Nach relativ kurzer, aber intensiver Zeit voller Überlegungen war für mich klar:

Chiara, geh ins Ausland. Es wird sicher nicht genauso, wie du es dir immer vorgestellt hast, aber heißt anders automatisch immer schlechter? Nein, das tut es nicht. Ich konnte mir nicht vorstellen, dass ich ein Jahr später meine Entscheidung bereuen könnte. Mit der Hoffnung, dass drei Monate später die Pandemie-Lage etwas besser sein könnte, entschloss ich mich dazu, die Reise nicht abzusagen, sondern nach hinten zu verschieben. Abflug November und nicht August.

Doch ganz so einfach wollte es dann doch nicht gehen: Vancouver im Winter? Na klar, aber bitte nicht die gesamten vier oder fünf Monate. Kanada lag nun wortwörtlich auf Eis, doch wohin jetzt?

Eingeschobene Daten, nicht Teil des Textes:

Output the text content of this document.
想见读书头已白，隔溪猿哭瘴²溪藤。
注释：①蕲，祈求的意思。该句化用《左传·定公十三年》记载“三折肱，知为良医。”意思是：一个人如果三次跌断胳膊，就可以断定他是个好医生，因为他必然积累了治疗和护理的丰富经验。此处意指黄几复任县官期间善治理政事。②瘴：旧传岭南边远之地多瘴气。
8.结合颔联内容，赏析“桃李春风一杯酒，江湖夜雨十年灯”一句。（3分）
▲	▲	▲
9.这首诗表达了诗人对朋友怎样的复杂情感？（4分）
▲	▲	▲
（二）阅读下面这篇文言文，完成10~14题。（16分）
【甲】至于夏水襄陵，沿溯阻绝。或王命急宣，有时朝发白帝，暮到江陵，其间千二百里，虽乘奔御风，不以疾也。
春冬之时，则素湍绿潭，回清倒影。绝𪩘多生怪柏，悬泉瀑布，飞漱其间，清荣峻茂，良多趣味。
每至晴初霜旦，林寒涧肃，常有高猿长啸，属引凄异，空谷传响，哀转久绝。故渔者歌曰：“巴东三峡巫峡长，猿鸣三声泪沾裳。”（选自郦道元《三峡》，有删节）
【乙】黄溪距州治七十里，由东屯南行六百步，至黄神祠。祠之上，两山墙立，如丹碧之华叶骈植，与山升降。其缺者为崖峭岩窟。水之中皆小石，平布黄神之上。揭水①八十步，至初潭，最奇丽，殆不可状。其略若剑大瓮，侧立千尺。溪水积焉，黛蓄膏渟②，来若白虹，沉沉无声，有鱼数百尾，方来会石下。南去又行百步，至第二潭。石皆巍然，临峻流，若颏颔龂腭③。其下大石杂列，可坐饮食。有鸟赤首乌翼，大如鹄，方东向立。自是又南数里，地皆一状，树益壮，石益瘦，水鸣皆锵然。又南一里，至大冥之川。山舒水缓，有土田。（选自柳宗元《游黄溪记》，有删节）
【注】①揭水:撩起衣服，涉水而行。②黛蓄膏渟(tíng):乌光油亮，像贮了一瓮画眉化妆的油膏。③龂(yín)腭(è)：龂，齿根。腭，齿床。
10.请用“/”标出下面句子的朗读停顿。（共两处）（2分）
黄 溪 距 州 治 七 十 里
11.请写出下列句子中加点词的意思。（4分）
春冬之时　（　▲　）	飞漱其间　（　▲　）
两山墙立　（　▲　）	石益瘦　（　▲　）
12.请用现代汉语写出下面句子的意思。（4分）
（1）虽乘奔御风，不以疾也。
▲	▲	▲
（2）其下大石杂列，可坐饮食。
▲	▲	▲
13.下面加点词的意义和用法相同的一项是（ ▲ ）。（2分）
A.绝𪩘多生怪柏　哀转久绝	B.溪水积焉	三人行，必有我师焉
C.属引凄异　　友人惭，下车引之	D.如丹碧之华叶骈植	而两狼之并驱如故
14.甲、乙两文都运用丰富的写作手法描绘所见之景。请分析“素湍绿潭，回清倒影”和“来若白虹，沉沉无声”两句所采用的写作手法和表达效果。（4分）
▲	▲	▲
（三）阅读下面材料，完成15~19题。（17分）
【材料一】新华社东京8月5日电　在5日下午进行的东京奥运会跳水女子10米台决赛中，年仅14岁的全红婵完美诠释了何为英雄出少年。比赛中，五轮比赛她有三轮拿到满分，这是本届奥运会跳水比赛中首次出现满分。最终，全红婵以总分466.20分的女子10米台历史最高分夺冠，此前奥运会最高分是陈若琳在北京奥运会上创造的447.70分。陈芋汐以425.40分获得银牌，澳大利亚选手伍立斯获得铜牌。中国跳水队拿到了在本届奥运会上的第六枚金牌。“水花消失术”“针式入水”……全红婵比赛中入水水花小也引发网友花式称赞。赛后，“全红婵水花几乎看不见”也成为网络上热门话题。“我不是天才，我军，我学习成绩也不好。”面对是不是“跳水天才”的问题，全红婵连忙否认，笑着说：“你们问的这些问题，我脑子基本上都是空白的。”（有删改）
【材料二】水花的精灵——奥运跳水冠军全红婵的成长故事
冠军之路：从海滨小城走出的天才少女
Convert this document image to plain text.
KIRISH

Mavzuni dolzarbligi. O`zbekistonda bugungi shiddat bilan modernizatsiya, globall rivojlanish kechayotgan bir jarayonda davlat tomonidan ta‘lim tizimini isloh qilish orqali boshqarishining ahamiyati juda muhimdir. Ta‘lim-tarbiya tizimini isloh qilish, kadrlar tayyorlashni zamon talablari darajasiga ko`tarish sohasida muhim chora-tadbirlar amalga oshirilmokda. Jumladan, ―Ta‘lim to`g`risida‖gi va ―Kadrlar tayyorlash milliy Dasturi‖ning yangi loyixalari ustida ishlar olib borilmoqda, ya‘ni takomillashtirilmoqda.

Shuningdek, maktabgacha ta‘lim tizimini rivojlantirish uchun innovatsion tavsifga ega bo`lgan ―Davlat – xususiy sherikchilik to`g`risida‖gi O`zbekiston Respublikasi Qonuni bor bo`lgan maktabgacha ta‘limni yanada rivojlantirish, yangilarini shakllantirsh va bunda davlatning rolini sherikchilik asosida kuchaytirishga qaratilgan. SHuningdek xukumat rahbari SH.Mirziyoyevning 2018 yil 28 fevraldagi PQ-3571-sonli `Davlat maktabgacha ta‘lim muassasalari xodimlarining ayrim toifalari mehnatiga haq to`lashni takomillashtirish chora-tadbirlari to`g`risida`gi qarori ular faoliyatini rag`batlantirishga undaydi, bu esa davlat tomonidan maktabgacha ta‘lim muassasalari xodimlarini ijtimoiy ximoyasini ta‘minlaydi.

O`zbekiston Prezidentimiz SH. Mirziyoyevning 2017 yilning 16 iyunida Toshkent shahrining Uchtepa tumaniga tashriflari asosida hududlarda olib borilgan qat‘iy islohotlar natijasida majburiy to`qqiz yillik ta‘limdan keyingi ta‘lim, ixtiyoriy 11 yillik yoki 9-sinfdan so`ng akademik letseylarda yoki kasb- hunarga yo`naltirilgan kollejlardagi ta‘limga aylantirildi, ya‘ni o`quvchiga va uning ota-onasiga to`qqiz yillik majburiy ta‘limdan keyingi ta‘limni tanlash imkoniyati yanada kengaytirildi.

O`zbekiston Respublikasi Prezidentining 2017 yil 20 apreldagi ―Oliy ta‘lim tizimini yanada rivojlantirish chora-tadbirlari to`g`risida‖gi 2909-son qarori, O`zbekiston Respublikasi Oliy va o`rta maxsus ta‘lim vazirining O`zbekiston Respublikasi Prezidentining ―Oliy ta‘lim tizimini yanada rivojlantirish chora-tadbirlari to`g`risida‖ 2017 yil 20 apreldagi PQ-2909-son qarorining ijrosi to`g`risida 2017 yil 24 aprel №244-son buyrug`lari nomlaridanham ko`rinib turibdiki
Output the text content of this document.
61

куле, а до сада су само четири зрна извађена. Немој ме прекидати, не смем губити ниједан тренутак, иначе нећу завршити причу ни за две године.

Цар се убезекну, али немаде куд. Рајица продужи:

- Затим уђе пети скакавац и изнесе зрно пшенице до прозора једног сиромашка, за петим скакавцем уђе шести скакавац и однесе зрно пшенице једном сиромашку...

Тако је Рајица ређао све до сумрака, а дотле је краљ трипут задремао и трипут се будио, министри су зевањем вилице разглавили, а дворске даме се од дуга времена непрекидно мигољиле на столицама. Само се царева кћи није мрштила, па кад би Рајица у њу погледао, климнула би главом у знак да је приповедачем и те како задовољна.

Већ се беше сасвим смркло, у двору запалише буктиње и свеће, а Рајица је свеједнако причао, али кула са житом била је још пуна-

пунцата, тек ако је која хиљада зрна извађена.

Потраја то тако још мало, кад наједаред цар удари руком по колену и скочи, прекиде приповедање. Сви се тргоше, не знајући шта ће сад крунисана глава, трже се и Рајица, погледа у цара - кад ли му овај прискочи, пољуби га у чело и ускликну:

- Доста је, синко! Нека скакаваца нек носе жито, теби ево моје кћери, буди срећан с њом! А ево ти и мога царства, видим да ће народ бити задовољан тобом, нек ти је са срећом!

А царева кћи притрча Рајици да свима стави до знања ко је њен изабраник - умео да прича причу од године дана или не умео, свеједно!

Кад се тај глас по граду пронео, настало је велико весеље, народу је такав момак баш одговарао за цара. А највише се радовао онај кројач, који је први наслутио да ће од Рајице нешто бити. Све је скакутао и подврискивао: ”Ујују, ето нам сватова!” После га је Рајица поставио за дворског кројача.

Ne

Ozeanien hat die Grenzen zu und keiner weiß, wann man wieder einreisen kann. Mehrere Monate USA Ostküste waren irgendwie auch nicht das, was ich mir vorgestellt hatte. Doch dann holten mich die letzten zwei Monate ein, in denen mein Lebensinhalt die Serie „Hawaii 5.0“ war. Hawaii, das wunderschöne Inselparadies mitten im Pazifik und weit weg von sämtlicher Hektik. Und das Wichtigste: tropisches Klima, keine klassischen Jahreszeiten. Von Costa Rica wollte ich mich nicht trennen, zu präsent sind die wunderbaren Erinnerungen an dieses Land aus einem Familienurlaub.

Honolulu und Costa Rica. Das ist der Plan. Zumindest aktuell. Ich weiß nicht, was sich noch ändern wird, ob es plötzlich Einreisestopps gibt oder was auch immer. Aber ich mag dieses Gefühl, nicht genau zu wissen, was mich erwartet. Ja, ich genieße es schon fast. Und ich kann es nur deshalb genießen, weil mein Bauchgefühl mich mehr als deutlich spüren lässt, dass es die richtige Entscheidung ist, alles einfach auf mich zukommen zu lassen. Dass es ganz sicher falsch wäre, meinen Traum an den Nagel zu hängen.

Und so habe ich schlicht und einfach – dem Bauchgefühl vertraut.